In a rare leading role, Michael Pena (fresh off American Hustle) shines as the title character. He portrays Chavez as a much more subdued leader, with nuances of self-doubt. For all intents and purposes, it works. It’s much easier to appreciate Chavez as a full-rounded human being than as a larger-than-life martyr. Pena also casts a light on Chavez’s intelligence, which really became the key to his success. This was a man who fought with his mind and used thoughtful nonviolent tactics to bring attention to his causes. Chavez also delivered some amazing speeches (fully documented here) and had a knack for uniting cultures with his words.

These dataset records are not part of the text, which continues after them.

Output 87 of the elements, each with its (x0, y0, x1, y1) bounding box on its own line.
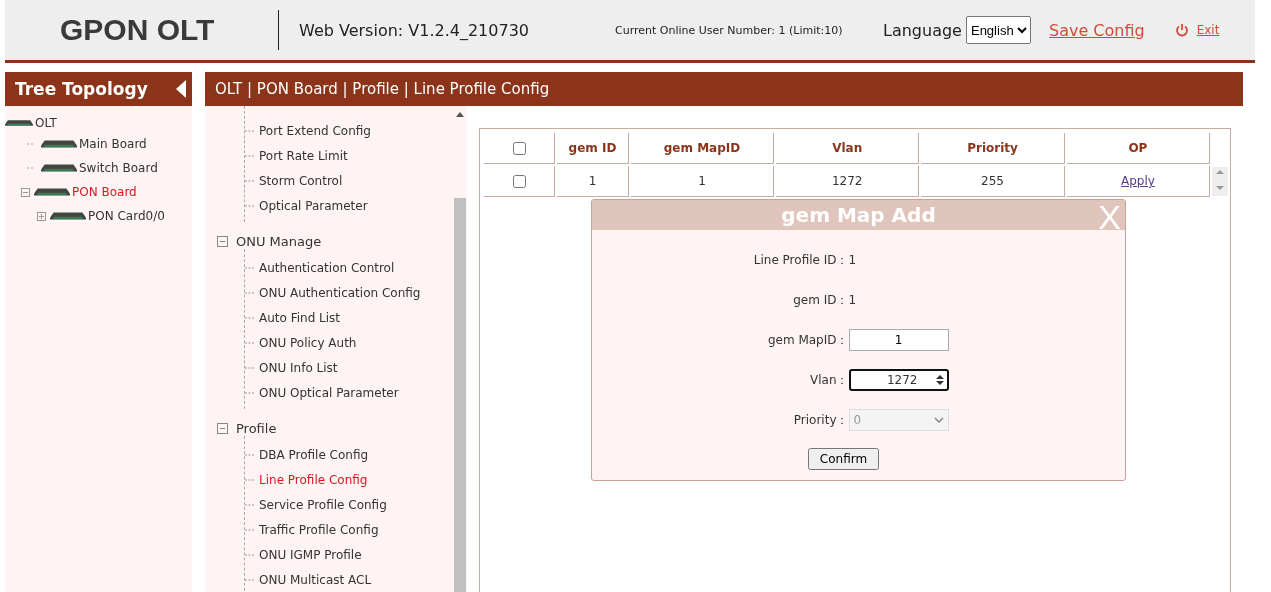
spinner-arrows-icon[interactable] (935, 374, 944, 386)
column-header: Vlan (776, 133, 920, 164)
column-header: gem ID (557, 133, 629, 164)
language-select[interactable]: English (965, 16, 1031, 44)
field-value: 1 (848, 253, 858, 267)
field-label: gem MapID： (766, 331, 849, 349)
menu-item[interactable]: Line Profile Config (259, 472, 368, 487)
menu-item[interactable]: Service Profile Config (259, 497, 387, 512)
tree-line (245, 453, 255, 456)
tree-line (245, 179, 255, 182)
number-field[interactable]: 1272 (848, 369, 949, 391)
tree-line (27, 167, 35, 169)
product-title: GPON OLT (59, 13, 216, 47)
tree-item[interactable]: OLT (35, 116, 57, 130)
table-cell: 1 (630, 166, 775, 197)
breadcrumb: OLT | PON Board | Profile | Line Profile Config (215, 80, 550, 98)
collapse-icon[interactable] (21, 187, 30, 197)
column-header: Priority (921, 133, 1065, 164)
field-value: 1 (848, 293, 858, 307)
device-icon (41, 140, 77, 148)
tree-line (245, 204, 255, 207)
input-field[interactable]: 1 (848, 329, 949, 351)
field-label: Priority： (792, 411, 849, 429)
tree-line (245, 578, 255, 581)
tree-line (245, 478, 255, 481)
tree-line (245, 291, 255, 294)
select-all-checkbox[interactable] (513, 141, 527, 155)
device-icon (41, 164, 77, 172)
menu-item[interactable]: ONU Multicast ACL (259, 572, 372, 587)
expand-icon[interactable] (37, 211, 46, 221)
table-cell: 255 (921, 166, 1065, 197)
device-icon (50, 212, 86, 220)
menu-item[interactable]: Authentication Control (259, 260, 395, 275)
tree-line (245, 266, 255, 269)
tree-line (27, 143, 35, 145)
collapse-icon[interactable] (217, 423, 228, 434)
field-label: Line Profile ID： (752, 251, 849, 269)
menu-item[interactable]: Port Extend Config (259, 123, 371, 138)
menu-item[interactable]: ONU IGMP Profile (259, 547, 362, 562)
online-user-count: Current Online User Number: 1 (Limit:10) (615, 23, 844, 37)
tree-line (245, 528, 255, 531)
tree-item[interactable]: PON Board (72, 185, 137, 199)
power-icon[interactable] (1174, 23, 1189, 37)
tree-item[interactable]: Main Board (79, 137, 147, 151)
row-checkbox[interactable] (513, 174, 527, 188)
language-label: Language (883, 20, 962, 40)
menu-item[interactable]: ONU Policy Auth (259, 335, 357, 350)
web-version: Web Version: V1.2.4_210730 (299, 20, 530, 40)
apply-link[interactable]: Apply (1121, 174, 1155, 188)
tree-item[interactable]: PON Card0/0 (88, 209, 165, 223)
menu-item[interactable]: ONU Optical Parameter (259, 385, 399, 400)
column-header: OP (1066, 133, 1210, 164)
collapse-arrow-icon[interactable] (176, 80, 186, 98)
menu-group[interactable]: ONU Manage (236, 234, 322, 249)
menu-item[interactable]: Port Rate Limit (259, 148, 348, 163)
table-cell: 1 (557, 166, 629, 197)
menu-item[interactable]: ONU Info List (259, 360, 338, 375)
tree-line (245, 129, 255, 132)
save-config-link[interactable]: Save Config (1048, 20, 1145, 40)
table-cell: 1272 (776, 166, 920, 197)
device-icon (5, 119, 33, 127)
panel-title: Tree Topology (15, 79, 148, 99)
tree-item[interactable]: Switch Board (79, 161, 158, 175)
menu-item[interactable]: Traffic Profile Config (259, 522, 379, 537)
tree-line (245, 503, 255, 506)
tree-line (245, 316, 255, 319)
tree-line (245, 341, 255, 344)
menu-item[interactable]: Storm Control (259, 173, 343, 188)
menu-item[interactable]: Optical Parameter (259, 198, 368, 213)
menu-item[interactable]: DBA Profile Config (259, 447, 369, 462)
tree-line (245, 391, 255, 394)
dialog-title: gem Map Add (781, 203, 936, 227)
tree-line (245, 553, 255, 556)
scroll-arrows-icon[interactable] (1216, 169, 1224, 191)
exit-link[interactable]: Exit (1196, 23, 1220, 37)
field-label: gem ID： (792, 291, 849, 309)
tree-line (245, 366, 255, 369)
scroll-up-icon[interactable] (456, 112, 464, 117)
collapse-icon[interactable] (217, 236, 228, 247)
field-label: Vlan： (809, 371, 849, 389)
menu-group[interactable]: Profile (236, 421, 277, 436)
menu-item[interactable]: Auto Find List (259, 310, 341, 325)
device-icon (34, 188, 70, 196)
menu-item[interactable]: ONU Authentication Config (259, 285, 421, 300)
confirm-button[interactable]: Confirm (807, 448, 880, 470)
column-header: gem MapID (630, 133, 775, 164)
tree-line (245, 154, 255, 157)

Cesar Chavez’s supporting cast deserves high marks as well. Rosario Dawson perfectly captures the fiery spirit of Chavez cohort Dolores Huerta and America Ferrera adds a nice depth as Cesar’s wife Helen. Newcomer Eli Vargas has several memorable scenes too, playing the distant son of the Chavez family.
Perhaps the only critique of the film is with its so-called “villain.” Veteran actor John Malkovich is certainly engaging onscreen, but his over-the-top grape grower character can feel a little too cartoonish at times. As you can imagine, Chavez made many powerful enemies once he convinced the United Farm Workers to go on strike. Malkovich appears to be an amalgam of every rotten businessman rolled into one.
Several historical figures make their way into the movie too, including Robert Kennedy and, via stock clips, Ronald Reagan and Richard Nixon. There is an amazing attention to detail when capturing the look and feel of old school California. The clothes, the sets, the cars…Luna’s production team did a fantastic job emulating the different time periods.
Yet the lion’s share of Cesar Chavez’s success lies with Diego himself. As a director, he’s got a great visual eye and was able to bring out some amazing performances from the cast. He also kept things very lean, pacing the movie well and inter-splicing real historical footage between scenes.
Cesar Chavez isn’t just a good movie, it’s an important movie. And we definitely recommend seeking it out in theatres when it arrives on March 28th.